McGrath wouldn’t elaborate Monday night on the specifics of Bush’s condition, saying additional updates would be issued “as events warrant.” But he said the 41st president was eager to get well so he can get to his summer home in Kennebunkport, Maine.

“He’s the most goal-oriented person on this planet,” McGrath said.

Former Florida Gov. Jeb Bush indicated during his eulogy Saturday that his father had been hospitalized recently at the same time Barbara Bush was in the hospital for the last time. Those hospitalizations were not publicly disclosed at the time.

“I think Dad got sick on purpose so that he could be with her,” Jeb Bush said.
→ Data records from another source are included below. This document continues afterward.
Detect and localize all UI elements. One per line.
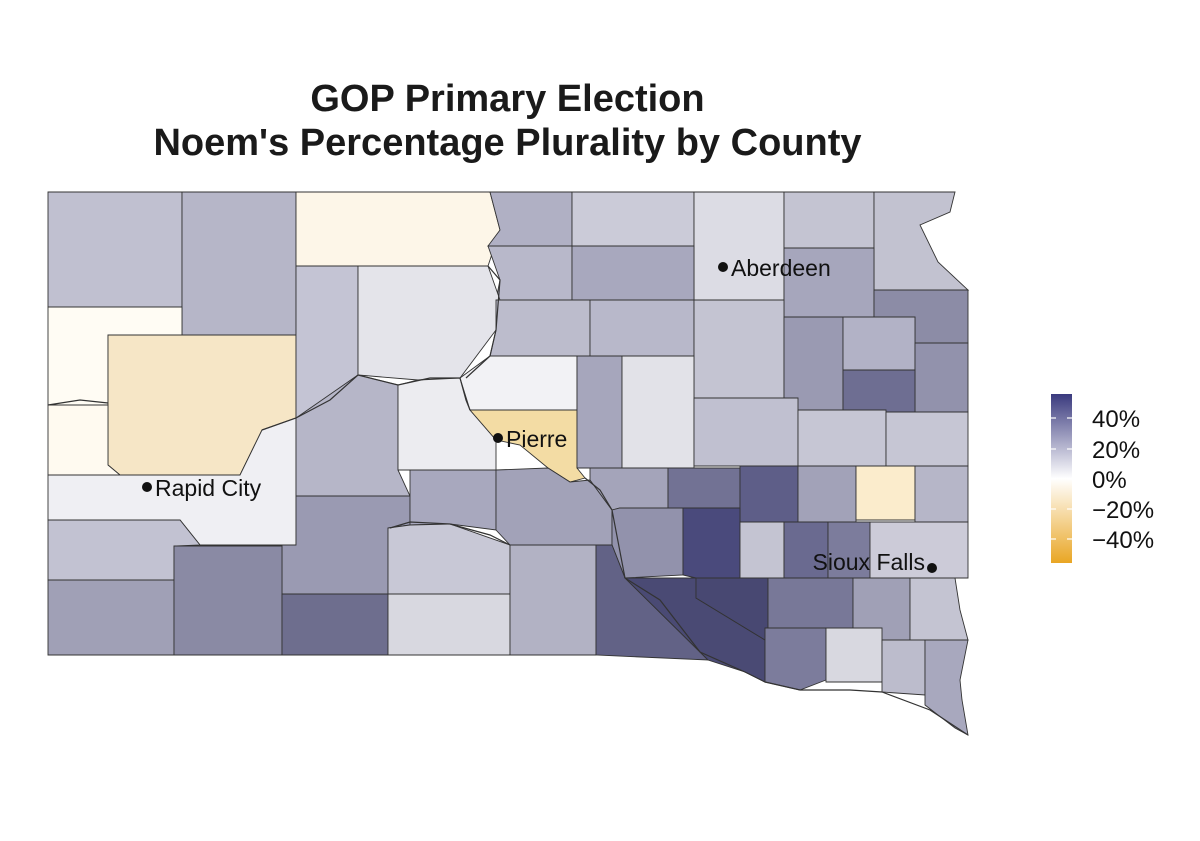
legend-color-bar: [1051, 394, 1072, 563]
county-jerauld: [667, 467, 741, 509]
county-aurora: [682, 507, 741, 579]
county-beadle: [693, 397, 799, 467]
county-walworth: [487, 245, 573, 301]
legend-tick-0: 0%: [1092, 467, 1127, 494]
county-marshall: [783, 191, 875, 249]
county-yankton: [825, 627, 883, 683]
county-miner: [797, 465, 857, 523]
county-todd: [387, 593, 511, 656]
county-davison: [739, 521, 785, 579]
missouri-river-north: [465, 265, 501, 379]
legend-tick-40: 40%: [1092, 406, 1140, 433]
county-bon-homme: [764, 627, 827, 691]
county-lawrence: [47, 404, 122, 476]
county-layer: [47, 191, 970, 736]
sioux-falls-marker: [927, 563, 937, 573]
county-dewey: [357, 265, 501, 381]
county-lincoln: [909, 577, 969, 641]
county-sanborn: [739, 465, 799, 523]
map-title-line-1: GOP Primary Election: [310, 78, 705, 120]
county-bennett: [281, 593, 389, 656]
white-river: [389, 521, 511, 546]
cheyenne-river: [261, 374, 471, 431]
county-clay: [881, 639, 926, 696]
missouri-river-south: [584, 477, 969, 736]
county-brookings: [885, 411, 969, 467]
pierre-marker: [493, 433, 503, 443]
county-perkins: [181, 191, 297, 336]
county-kingsbury: [797, 409, 887, 467]
legend-tick-marks: [1051, 417, 1072, 540]
county-codington: [842, 316, 916, 371]
rivers: [47, 265, 969, 736]
legend-tick-20: 20%: [1092, 437, 1140, 464]
county-hamlin: [842, 369, 916, 413]
city-label-rapid-city: Rapid City: [155, 475, 262, 501]
county-corson: [295, 191, 501, 267]
county-brown: [693, 191, 785, 301]
county-hyde: [576, 355, 623, 469]
legend-tick-neg40: −40%: [1092, 527, 1154, 554]
county-potter: [489, 299, 591, 357]
belle-fourche-river: [47, 399, 109, 406]
county-lake: [855, 465, 916, 521]
county-minnehaha: [869, 521, 969, 579]
county-fall-river: [47, 579, 175, 656]
legend-tick-neg20: −20%: [1092, 497, 1154, 524]
rapid-city-marker: [142, 482, 152, 492]
county-clark: [783, 316, 844, 411]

First lady Melania Trump tweeted Monday evening that she was sending “healing thoughts of strength, along with prayers, for President George HW Bush tonight.”

On Friday, during the public viewing of Barbara Bush’s casket, George H.W. Bush offered his hand to many of the around 2,500 people who walked through the church to pay their respects.

A year ago this month, he spent two weeks in the hospital for treatment of pneumonia and chronic bronchitis, a constant irritation of the lining of tubes that carry air to one’s lungs. His doctors said chronic bronchitis is a condition more prevalent with age and can aggravate the symptoms of pneumonia.

The elder Bush was hospitalized for 16 days in January 2017 for pneumonia. During that hospital stay, which included time in intensive care, doctors inserted a breathing tube and connected him to a ventilator.

He also was hospitalized in 2015 in Maine after falling at home and breaking a bone in his neck, and in December 2014 for about a week for shortness of breath. He spent Christmas 2012 in intensive care for a bronchitis-related cough and other issues.

People in their 90s with Parkinson’s disease are often at higher risk of pneumonia and other infections because their swallowing process can be compromised, said Dr. David Reuben, professor of geriatric medicine at the UCLA medical school in Los Angeles.

“And the stress of losing a loved one can weaken the immune system,” he said.

Bacterial infections are treated with antibiotics, he said, while viral infections require other treatments. Infections that spread to the blood usually are not viral, however, he said.

The prognosis for such a case would depend on a number of factors, including heart rate, blood pressure and oxygenation, Reuben said.

“The more of these parameters are abnormal, the more serious the case is,” he said.

George Herbert Walker Bush served as president from 1989 to 1993. Born June 12, 1924, in Milton, Massachusetts, Bush also served as a congressman, CIA director and Ronald Reagan’s vice president.